His research considers the science of language, and whether human brains create language because of our ability to recognise patterns or because of a specifically linguistic ability. He has investigated the nature of grammatical structure and the relationship between sociolinguistic theories and syntactic structure.

From 2006 to 2009 Adger held a Leverhulme Major Research Fellowship investigating “The Grammar-Meaning Connection”.

In 2015, Adger was elected as the seventeenth president of the Linguistics Association of Great Britain. He visited the University of Maryland, College Park in 2016, where he delivered a series of lectures discussing minimalist syntax, semantics and merge.

From 2020 to 2022 Adger held a Leverhulme Major Research Fellowship for his project "Simplifying and Restricting Syntax".

In July 2020, Adger was a notable signee on a petition for the removal of Steven Pinker from the Linguistic Society of America’s honorary status as Fellow of the society.

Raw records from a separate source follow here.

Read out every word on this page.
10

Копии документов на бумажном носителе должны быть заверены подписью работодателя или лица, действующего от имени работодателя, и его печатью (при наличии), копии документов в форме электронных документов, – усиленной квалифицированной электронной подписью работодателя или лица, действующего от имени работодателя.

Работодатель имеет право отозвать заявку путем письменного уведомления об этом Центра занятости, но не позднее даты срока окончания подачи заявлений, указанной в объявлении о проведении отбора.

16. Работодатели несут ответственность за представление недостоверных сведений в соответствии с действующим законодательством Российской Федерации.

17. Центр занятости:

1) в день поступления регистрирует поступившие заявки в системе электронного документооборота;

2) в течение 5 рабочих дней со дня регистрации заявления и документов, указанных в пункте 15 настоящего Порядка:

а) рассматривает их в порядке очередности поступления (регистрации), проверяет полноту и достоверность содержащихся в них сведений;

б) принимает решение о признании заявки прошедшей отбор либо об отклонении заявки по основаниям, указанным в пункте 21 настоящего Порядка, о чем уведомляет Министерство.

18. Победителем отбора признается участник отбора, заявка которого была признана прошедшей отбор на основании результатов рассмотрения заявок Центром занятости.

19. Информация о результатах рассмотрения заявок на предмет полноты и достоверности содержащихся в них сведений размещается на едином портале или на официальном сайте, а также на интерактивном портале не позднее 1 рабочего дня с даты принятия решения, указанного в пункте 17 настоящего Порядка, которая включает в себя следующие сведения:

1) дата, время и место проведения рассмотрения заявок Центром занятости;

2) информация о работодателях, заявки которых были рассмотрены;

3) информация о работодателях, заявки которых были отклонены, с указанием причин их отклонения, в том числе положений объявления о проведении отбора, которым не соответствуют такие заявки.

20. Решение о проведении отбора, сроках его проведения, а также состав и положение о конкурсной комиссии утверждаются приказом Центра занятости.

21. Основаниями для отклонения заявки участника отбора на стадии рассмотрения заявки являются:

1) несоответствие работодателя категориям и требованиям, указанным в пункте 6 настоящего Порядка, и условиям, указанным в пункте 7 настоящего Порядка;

Adger has created fictional languages for several television productions, including Beowulf: Return to the Shieldlands and Nautilus.

== Selected publications ==
=== Papers ===
- Adger, David (2007). "Syntax and Syncretisms of the Person Case Constraint"
- Adger, David (2006). "Predication and Equation"
- Adger, David (2006). "Merge and Move: Wh-Dependencies Revisited"

=== Books ===
- Adger, David. "Core Syntax: A Minimalist Approach"
- Adger, David (2009). "Mirrors and Microparameters: Phrase Structure beyond Free Word Order"
- Adger, David (2012). "A Syntax of Substance"
- Adger, David (2019). "Language Unlimited: The Science Behind Our Most Creative Power"

From 2007 to 2013 Adger served as editor of Syntax.

== Personal life ==
Adger is married to Anson W. Mackay, a geographer at University College London. He is a member of 500 Queer Scientists, an organisation that champions LGBT scientists and engineers. Adger was listed as one Queen Mary University of London LGBT+ role models in 2018.